I’m not entirely sure, but if you look here github.com/TecharoHQ/anubis/tree/main/data/bots
They have separate configs for each bot. github.com/TecharoHQ/anubis/…/botPolicies.json
Comment on Anubis is awesome! Stopping (AI)crawlbots
danielquinn@lemmy.ca 3 weeks ago
I’ve been thinking about setting up Anubis to protect my blog from AI scrapers, but I’m not clear on whether this would also block search engines. It would, wouldn’t it?

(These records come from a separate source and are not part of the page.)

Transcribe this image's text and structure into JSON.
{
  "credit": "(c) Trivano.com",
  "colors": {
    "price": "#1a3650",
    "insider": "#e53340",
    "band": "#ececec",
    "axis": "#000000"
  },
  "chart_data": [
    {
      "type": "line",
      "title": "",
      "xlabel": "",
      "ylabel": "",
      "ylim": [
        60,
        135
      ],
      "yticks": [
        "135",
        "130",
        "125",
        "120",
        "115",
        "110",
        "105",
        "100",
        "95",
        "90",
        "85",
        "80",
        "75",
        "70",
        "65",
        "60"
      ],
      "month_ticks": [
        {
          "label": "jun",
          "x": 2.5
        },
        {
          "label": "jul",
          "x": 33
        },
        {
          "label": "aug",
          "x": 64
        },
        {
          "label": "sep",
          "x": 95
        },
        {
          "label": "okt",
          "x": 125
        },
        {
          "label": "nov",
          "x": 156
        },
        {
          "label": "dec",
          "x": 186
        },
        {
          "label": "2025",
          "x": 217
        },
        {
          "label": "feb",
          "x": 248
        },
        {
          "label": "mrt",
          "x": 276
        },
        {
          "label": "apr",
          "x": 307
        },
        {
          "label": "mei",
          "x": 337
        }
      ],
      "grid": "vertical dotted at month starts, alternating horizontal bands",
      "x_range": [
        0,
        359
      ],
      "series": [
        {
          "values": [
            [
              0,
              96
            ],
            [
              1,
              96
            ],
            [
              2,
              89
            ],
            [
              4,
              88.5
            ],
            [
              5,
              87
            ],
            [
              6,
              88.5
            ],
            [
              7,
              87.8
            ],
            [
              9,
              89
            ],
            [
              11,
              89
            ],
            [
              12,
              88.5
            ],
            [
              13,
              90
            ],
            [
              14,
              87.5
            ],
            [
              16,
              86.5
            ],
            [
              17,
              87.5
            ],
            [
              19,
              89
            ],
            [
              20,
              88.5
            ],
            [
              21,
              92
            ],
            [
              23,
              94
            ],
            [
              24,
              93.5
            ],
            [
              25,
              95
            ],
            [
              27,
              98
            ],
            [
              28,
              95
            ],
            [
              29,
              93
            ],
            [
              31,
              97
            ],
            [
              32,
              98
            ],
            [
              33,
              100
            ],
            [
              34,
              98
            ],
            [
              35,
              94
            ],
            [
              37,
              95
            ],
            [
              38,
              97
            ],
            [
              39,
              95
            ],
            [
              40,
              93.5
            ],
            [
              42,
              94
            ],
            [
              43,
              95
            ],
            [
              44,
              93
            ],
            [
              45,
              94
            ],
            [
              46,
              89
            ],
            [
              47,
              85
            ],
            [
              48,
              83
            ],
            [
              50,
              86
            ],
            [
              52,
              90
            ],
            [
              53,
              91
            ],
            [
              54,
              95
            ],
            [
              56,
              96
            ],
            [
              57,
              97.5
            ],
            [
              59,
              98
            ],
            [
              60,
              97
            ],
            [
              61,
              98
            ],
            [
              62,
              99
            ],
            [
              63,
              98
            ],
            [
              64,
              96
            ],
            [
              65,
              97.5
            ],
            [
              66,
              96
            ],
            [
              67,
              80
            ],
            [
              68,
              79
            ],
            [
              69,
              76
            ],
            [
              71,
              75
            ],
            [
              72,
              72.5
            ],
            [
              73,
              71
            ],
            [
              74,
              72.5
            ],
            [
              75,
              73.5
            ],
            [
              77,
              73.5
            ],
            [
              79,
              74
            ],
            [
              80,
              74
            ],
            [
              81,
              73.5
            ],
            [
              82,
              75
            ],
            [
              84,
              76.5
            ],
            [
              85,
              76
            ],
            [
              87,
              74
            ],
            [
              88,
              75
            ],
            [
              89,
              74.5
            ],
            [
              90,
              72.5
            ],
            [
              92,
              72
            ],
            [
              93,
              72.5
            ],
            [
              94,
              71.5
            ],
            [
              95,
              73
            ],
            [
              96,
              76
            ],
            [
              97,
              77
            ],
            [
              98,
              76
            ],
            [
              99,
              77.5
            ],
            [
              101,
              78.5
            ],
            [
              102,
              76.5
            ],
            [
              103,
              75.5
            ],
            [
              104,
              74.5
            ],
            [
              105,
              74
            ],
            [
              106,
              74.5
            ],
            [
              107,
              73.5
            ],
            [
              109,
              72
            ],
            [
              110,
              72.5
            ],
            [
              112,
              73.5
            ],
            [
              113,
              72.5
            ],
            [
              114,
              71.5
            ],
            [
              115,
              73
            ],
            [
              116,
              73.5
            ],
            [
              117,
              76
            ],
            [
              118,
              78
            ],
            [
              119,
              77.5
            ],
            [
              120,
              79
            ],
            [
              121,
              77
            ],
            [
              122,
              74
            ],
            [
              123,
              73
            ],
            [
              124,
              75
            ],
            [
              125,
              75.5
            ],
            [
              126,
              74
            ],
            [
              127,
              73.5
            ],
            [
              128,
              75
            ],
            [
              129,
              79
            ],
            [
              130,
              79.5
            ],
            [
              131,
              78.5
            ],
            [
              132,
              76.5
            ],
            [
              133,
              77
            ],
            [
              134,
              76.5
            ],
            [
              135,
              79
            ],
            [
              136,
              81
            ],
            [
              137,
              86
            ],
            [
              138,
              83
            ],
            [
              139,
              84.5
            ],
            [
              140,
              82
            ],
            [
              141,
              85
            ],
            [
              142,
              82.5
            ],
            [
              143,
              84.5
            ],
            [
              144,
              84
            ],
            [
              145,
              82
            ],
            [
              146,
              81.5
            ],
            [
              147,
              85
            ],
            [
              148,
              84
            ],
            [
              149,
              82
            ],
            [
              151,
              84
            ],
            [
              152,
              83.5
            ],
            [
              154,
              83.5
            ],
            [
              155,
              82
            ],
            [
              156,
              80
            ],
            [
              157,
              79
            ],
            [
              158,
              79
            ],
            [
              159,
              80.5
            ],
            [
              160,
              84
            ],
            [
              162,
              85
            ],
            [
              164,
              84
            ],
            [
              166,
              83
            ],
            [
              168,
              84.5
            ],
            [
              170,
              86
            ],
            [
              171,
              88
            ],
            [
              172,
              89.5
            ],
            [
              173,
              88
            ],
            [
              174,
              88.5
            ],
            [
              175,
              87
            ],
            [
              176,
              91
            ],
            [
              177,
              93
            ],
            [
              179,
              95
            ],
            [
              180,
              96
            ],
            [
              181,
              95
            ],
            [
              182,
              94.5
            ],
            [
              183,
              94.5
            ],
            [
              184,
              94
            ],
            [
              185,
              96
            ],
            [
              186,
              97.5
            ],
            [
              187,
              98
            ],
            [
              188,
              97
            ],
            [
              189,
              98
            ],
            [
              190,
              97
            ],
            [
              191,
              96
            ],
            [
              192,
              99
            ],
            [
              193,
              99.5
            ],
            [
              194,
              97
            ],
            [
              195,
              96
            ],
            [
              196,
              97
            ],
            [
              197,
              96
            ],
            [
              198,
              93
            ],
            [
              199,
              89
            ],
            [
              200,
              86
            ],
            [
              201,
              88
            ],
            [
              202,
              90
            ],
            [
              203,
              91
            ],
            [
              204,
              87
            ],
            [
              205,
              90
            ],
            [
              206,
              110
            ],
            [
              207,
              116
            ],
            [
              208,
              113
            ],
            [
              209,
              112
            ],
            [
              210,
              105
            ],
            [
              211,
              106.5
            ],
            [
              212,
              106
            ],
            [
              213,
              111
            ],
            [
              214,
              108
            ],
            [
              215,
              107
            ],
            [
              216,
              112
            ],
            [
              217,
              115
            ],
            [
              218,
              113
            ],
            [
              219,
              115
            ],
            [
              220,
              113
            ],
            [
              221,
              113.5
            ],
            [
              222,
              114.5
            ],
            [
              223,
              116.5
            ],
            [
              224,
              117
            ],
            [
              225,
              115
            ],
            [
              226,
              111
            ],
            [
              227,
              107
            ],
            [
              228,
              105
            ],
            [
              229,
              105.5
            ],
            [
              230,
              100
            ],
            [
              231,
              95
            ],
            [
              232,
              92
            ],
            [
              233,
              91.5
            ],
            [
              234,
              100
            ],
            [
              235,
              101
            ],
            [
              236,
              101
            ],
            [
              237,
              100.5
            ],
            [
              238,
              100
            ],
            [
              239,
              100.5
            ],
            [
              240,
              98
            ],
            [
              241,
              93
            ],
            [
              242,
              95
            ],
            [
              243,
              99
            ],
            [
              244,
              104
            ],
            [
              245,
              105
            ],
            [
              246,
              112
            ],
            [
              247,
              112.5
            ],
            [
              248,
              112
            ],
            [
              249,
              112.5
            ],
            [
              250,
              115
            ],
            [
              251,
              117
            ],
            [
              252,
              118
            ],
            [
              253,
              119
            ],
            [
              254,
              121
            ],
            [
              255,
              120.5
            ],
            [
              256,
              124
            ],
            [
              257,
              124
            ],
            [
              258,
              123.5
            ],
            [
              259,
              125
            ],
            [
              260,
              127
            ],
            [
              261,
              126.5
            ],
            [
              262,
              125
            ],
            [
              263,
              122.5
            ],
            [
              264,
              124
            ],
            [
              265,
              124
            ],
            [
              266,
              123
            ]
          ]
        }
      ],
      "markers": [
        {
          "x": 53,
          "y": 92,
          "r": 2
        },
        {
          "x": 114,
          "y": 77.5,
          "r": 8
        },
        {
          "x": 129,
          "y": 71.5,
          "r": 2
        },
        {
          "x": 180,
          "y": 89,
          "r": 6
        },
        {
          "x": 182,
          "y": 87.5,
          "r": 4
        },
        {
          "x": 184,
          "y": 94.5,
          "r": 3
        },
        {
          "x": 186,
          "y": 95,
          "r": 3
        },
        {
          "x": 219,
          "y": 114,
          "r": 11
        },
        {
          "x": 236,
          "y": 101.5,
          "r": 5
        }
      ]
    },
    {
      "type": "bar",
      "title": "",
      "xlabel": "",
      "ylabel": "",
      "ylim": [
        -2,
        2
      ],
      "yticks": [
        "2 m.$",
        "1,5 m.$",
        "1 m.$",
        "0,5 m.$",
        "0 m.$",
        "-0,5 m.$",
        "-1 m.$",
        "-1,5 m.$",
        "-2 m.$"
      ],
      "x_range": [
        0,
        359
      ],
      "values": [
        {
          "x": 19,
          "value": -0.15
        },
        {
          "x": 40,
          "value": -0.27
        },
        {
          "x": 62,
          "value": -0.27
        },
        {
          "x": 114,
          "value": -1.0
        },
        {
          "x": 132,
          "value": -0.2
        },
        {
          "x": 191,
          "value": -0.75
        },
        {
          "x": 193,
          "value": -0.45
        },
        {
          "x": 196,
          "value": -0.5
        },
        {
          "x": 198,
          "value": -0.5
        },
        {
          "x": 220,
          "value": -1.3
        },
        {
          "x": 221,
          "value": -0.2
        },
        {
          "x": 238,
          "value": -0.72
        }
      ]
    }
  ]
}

sailorzoop@lemmy.librebun.com 3 weeks ago
RedBauble@sh.itjust.works 3 weeks ago
You can setup the policies to allow search engines through, the default policy linked in the docs does that
danielquinn@lemmy.ca 3 weeks ago
This all appears to be based on the user agent, so wouldn’t that mean that bad-faith scrapers could just declare themselves to be typical search engine user agent?
SheeEttin@lemmy.zip 3 weeks ago
Yes. There’s no real way to differentiate.
SorteKanin@feddit.dk 3 weeks ago
Actually I think most search engine bots publish a list of verified IP addresses where they crawl from, so you could check the IP of a search bot against that to know.
SorteKanin@feddit.dk 3 weeks ago
Most search engine bots publish a list of verified IP addresses where they crawl from, so you could check the IP of a search bot against that to know.